Zusätzlich suchten die Apps nach Hinweisen auf mögliche Ausführung durch Sicherheitsforscher, etwa ein gerootetes Betriebssystem, einen Emulator oder Debugging-Werkzeuge. Nur wenn nichts dergleichen gefunden wurde, begannen die heimlichen Downloads von Werbung in einem versteckten Webview-Prozess. Selbst dann wurden die Abrufe über mehrere Weiterleitungen geschickt, um dem Werbeserver keine verdächtigen Referrer zu liefern.


Ablaufdiagramm

Ablaufdiagramm

Workflow der nicht-immer-betrügerischen Apps

(Bild: Human)

Human hat Google informiert, dass die 224 bekannten Apps aus dem Play Store gelöscht wurden. Google Play wird jene Anwender, die solche Apps bereits installiert haben, zu deren Löschung von ihren Geräten auffordern.

Wie lange die Täter schon am Werk waren, ist nicht bekannt.
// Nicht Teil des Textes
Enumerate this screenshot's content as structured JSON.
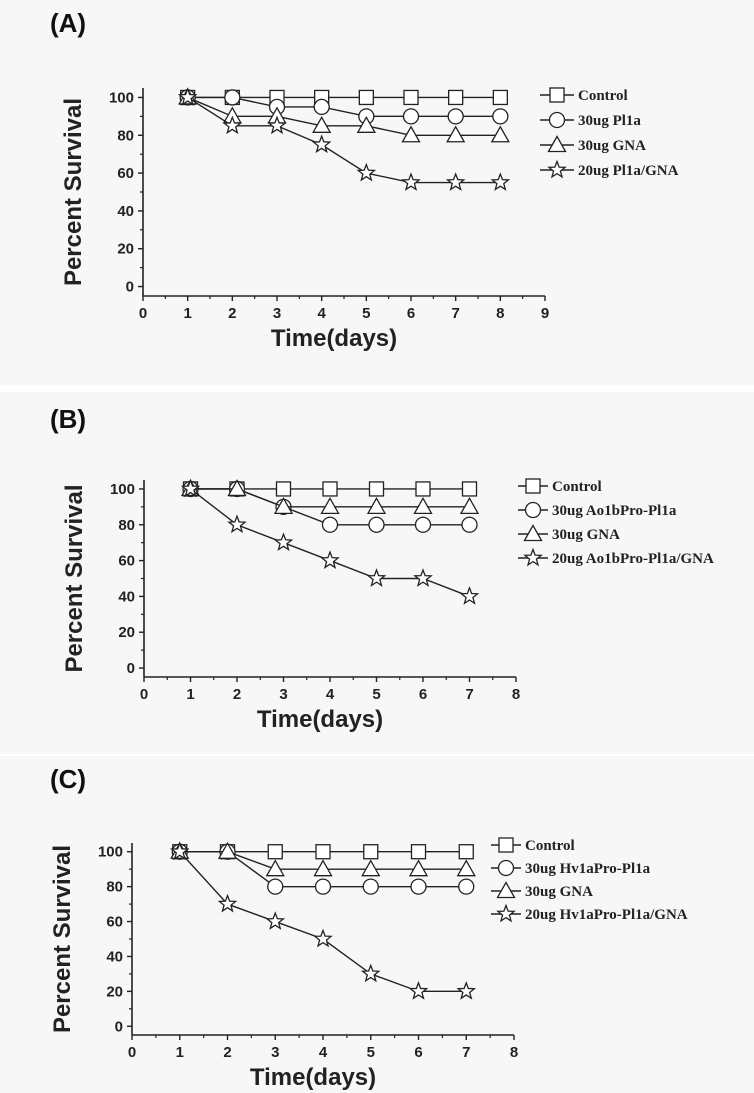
{
  "figure": {
    "panels": [
      "(A)",
      "(B)",
      "(C)"
    ]
  },
  "colors": {
    "line": "#222222",
    "marker_fill": "#ffffff",
    "background": "#f7f7f7"
  },
  "chart_data": [
    {
      "type": "line",
      "panel_label": "(A)",
      "xlabel": "Time(days)",
      "ylabel": "Percent Survival",
      "xlim": [
        0,
        9
      ],
      "ylim": [
        0,
        105
      ],
      "xticks": [
        0,
        1,
        2,
        3,
        4,
        5,
        6,
        7,
        8,
        9
      ],
      "yticks": [
        0,
        20,
        40,
        60,
        80,
        100
      ],
      "legend_position": "right",
      "x": [
        1,
        2,
        3,
        4,
        5,
        6,
        7,
        8
      ],
      "series": [
        {
          "name": "Control",
          "marker": "square",
          "values": [
            100,
            100,
            100,
            100,
            100,
            100,
            100,
            100
          ]
        },
        {
          "name": "30ug Pl1a",
          "marker": "circle",
          "values": [
            100,
            100,
            95,
            95,
            90,
            90,
            90,
            90
          ]
        },
        {
          "name": "30ug GNA",
          "marker": "triangle",
          "values": [
            100,
            90,
            90,
            85,
            85,
            80,
            80,
            80
          ]
        },
        {
          "name": "20ug Pl1a/GNA",
          "marker": "star",
          "values": [
            100,
            85,
            85,
            75,
            60,
            55,
            55,
            55
          ]
        }
      ]
    },
    {
      "type": "line",
      "panel_label": "(B)",
      "xlabel": "Time(days)",
      "ylabel": "Percent Survival",
      "xlim": [
        0,
        8
      ],
      "ylim": [
        0,
        105
      ],
      "xticks": [
        0,
        1,
        2,
        3,
        4,
        5,
        6,
        7,
        8
      ],
      "yticks": [
        0,
        20,
        40,
        60,
        80,
        100
      ],
      "legend_position": "right",
      "x": [
        1,
        2,
        3,
        4,
        5,
        6,
        7
      ],
      "series": [
        {
          "name": "Control",
          "marker": "square",
          "values": [
            100,
            100,
            100,
            100,
            100,
            100,
            100
          ]
        },
        {
          "name": "30ug Ao1bPro-Pl1a",
          "marker": "circle",
          "values": [
            100,
            100,
            90,
            80,
            80,
            80,
            80
          ]
        },
        {
          "name": "30ug GNA",
          "marker": "triangle",
          "values": [
            100,
            100,
            90,
            90,
            90,
            90,
            90
          ]
        },
        {
          "name": "20ug Ao1bPro-Pl1a/GNA",
          "marker": "star",
          "values": [
            100,
            80,
            70,
            60,
            50,
            50,
            40
          ]
        }
      ]
    },
    {
      "type": "line",
      "panel_label": "(C)",
      "xlabel": "Time(days)",
      "ylabel": "Percent Survival",
      "xlim": [
        0,
        8
      ],
      "ylim": [
        0,
        105
      ],
      "xticks": [
        0,
        1,
        2,
        3,
        4,
        5,
        6,
        7,
        8
      ],
      "yticks": [
        0,
        20,
        40,
        60,
        80,
        100
      ],
      "legend_position": "right",
      "x": [
        1,
        2,
        3,
        4,
        5,
        6,
        7
      ],
      "series": [
        {
          "name": "Control",
          "marker": "square",
          "values": [
            100,
            100,
            100,
            100,
            100,
            100,
            100
          ]
        },
        {
          "name": "30ug Hv1aPro-Pl1a",
          "marker": "circle",
          "values": [
            100,
            100,
            80,
            80,
            80,
            80,
            80
          ]
        },
        {
          "name": "30ug GNA",
          "marker": "triangle",
          "values": [
            100,
            100,
            90,
            90,
            90,
            90,
            90
          ]
        },
        {
          "name": "20ug Hv1aPro-Pl1a/GNA",
          "marker": "star",
          "values": [
            100,
            70,
            60,
            50,
            30,
            20,
            20
          ]
        }
      ]
    }
  ]
}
Sie hatten es immerhin auf 38 Millionen Downloads gebracht. Und noch während der laufenden Untersuchung Humans sind weitere Apps hinzugekommen.

Die Forscher erwarten nicht, dass die Täter sich fortan redlichem Broterwerb widmen werden; wahrscheinlicher sei, dass sie bald neuen Anlauf nehmen, mit einer noch ausgefeilteren Werbebetrugsmasche. Opfer sind einerseits Werbetreibende, die für Werbung bezahlen, die nie ein Mensch würdigt, und andererseits die App-Nutzer, deren Bandbreite, Prozessorleistung und Akkuladung für systematischen Betrug vergeudet wird.